Desta forma, Rothbard estabelece as bases de uma filosofia política ética. O seu objectivo é “desenvolver o libertarianismo” como “uma ‘ciência’ ou disciplina da liberdade individual”. Rothbard conceptualiza a liberdade como um princípio moral: “Deve ficar claro a partir desta obra que, antes de mais, a liberdade é um princípio moral, fundamentado na natureza do homem. Em particular, é um princípio de justiça, da abolição da violência agressiva nos assuntos dos homens.” Além disso, não existe um consenso entre os libertários sobre os princípios morais, sociais ou políticos em que a sociedade libertária se deve basear. Uma sociedade que violasse ou abolisse o direito à autopropriedade não seria, certamente, uma sociedade libertária no sentido rothbardiano. No entanto, sujeito à defesa do direito à autopropriedade e à propriedade privada, bem como à manutenção do princípio da não agressão (NAP), o libertarianismo não prescreve os valores pessoais que os autoproprietários devem proteger.
Com base no princípio da autopropriedade, seguir-se-ia que qualquer sociedade fundada na propriedade privada absoluta e no PNA fosse ipso facto uma sociedade libertária? Para dar um exemplo, uma vez que a propriedade privada implica o direito a excluir, seguir-se-ia que qualquer sociedade fundada na propriedade privada que exclui as pessoas por qualquer motivo — por exemplo, como punição por violarem as suas directrizes de discurso preferidas ou violarem os seus preceitos morais — seja uma sociedade libertária? Afinal, excluir pessoas é apanágio do proprietário, e nenhum direito à liberdade de expressão ou à liberdade de consciência pode anular a prerrogativa do proprietário de excluir da sua propriedade privada qualquer pessoa que expresse opiniões ou crenças que este desaprova. Se um missionário errante tocar à campainha e tentar entrar na sua casa com o propósito de o converter à sua religião, tem o direito de dizer não. O missionário não pode queixar-se de que a sua liberdade de expressão e a sua liberdade de crença foram violadas.

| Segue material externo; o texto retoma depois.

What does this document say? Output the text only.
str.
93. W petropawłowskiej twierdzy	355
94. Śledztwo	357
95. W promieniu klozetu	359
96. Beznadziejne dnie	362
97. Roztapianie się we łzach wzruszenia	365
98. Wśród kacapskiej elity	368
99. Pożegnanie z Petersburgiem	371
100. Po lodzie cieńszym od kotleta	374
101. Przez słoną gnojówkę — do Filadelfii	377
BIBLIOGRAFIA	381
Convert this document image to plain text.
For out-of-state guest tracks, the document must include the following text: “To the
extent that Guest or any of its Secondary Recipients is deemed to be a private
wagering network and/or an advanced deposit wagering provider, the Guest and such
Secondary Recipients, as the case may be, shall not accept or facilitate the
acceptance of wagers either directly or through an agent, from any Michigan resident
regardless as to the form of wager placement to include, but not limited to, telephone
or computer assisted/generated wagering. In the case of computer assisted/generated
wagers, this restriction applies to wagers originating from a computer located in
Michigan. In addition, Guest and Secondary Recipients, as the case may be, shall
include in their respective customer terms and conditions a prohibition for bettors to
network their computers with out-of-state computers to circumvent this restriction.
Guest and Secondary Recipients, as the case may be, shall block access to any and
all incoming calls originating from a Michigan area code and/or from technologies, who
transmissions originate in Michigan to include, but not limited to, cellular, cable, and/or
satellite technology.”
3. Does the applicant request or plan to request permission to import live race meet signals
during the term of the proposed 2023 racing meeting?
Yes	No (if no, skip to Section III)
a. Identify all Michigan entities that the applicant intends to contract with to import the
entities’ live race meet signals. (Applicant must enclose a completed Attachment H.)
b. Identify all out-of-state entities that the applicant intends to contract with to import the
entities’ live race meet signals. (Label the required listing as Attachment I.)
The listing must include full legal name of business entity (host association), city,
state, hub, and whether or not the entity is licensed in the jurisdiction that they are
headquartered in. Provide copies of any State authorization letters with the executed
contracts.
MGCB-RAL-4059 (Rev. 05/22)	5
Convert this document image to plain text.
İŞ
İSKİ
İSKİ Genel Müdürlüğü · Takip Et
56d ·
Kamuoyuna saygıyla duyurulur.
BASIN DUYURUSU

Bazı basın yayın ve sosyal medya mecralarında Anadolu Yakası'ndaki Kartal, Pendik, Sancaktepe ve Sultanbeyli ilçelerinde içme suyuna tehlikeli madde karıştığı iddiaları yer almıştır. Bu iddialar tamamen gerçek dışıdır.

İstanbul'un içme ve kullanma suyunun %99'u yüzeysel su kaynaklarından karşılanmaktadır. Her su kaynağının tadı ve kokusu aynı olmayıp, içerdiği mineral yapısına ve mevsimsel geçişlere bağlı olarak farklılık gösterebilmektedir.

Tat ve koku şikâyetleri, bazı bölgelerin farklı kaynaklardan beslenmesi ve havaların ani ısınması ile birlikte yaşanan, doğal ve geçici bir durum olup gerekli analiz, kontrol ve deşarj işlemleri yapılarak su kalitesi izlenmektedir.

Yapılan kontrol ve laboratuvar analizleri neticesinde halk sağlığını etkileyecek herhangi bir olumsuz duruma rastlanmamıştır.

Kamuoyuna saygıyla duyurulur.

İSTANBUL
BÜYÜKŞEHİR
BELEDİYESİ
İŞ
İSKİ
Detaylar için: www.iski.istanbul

Muitos exemplos semelhantes poderiam ser dados. No famoso caso inglês de 1895 Bradford v. Pickles, o Sr. Pickles perfurou um poço no seu terreno com o único motivo de desviar água de um rio que abastecia uma cidade próxima. A sua intenção era pressionar a cidade a pagar-lhe uma quantia considerável para garantir os direitos ribeirinhos sobre as suas terras. A questão era saber se ele tinha o direito de fazer o que bem entendesse com a sua propriedade (perfurar o poço) ou se o exercício dos direitos de propriedade privada depende de demonstrar que o proprietário não tinha más intenções em relação a terceiros. A Câmara dos Lordes decidiu que não havia qualquer exigência para demonstrar se existia algum motivo válido por detrás do direito do proprietário de lidar com a sua propriedade como bem entendesse. Foi estabelecido o princípio de que “nenhum uso de propriedade, que seria legal se devido a um motivo adequado, pode tornar-se ilegal por ser motivado por um motivo impróprio ou mesmo malicioso”. Esta decisão, embora tenha sido há muito substituída pela intervenção normativa para regular o uso da terra e o abastecimento de água, capta a essência libertária da propriedade privada e a natureza absoluta da prerrogativa do proprietário de não responder a ninguém quando toma decisões sobre a sua própria propriedade.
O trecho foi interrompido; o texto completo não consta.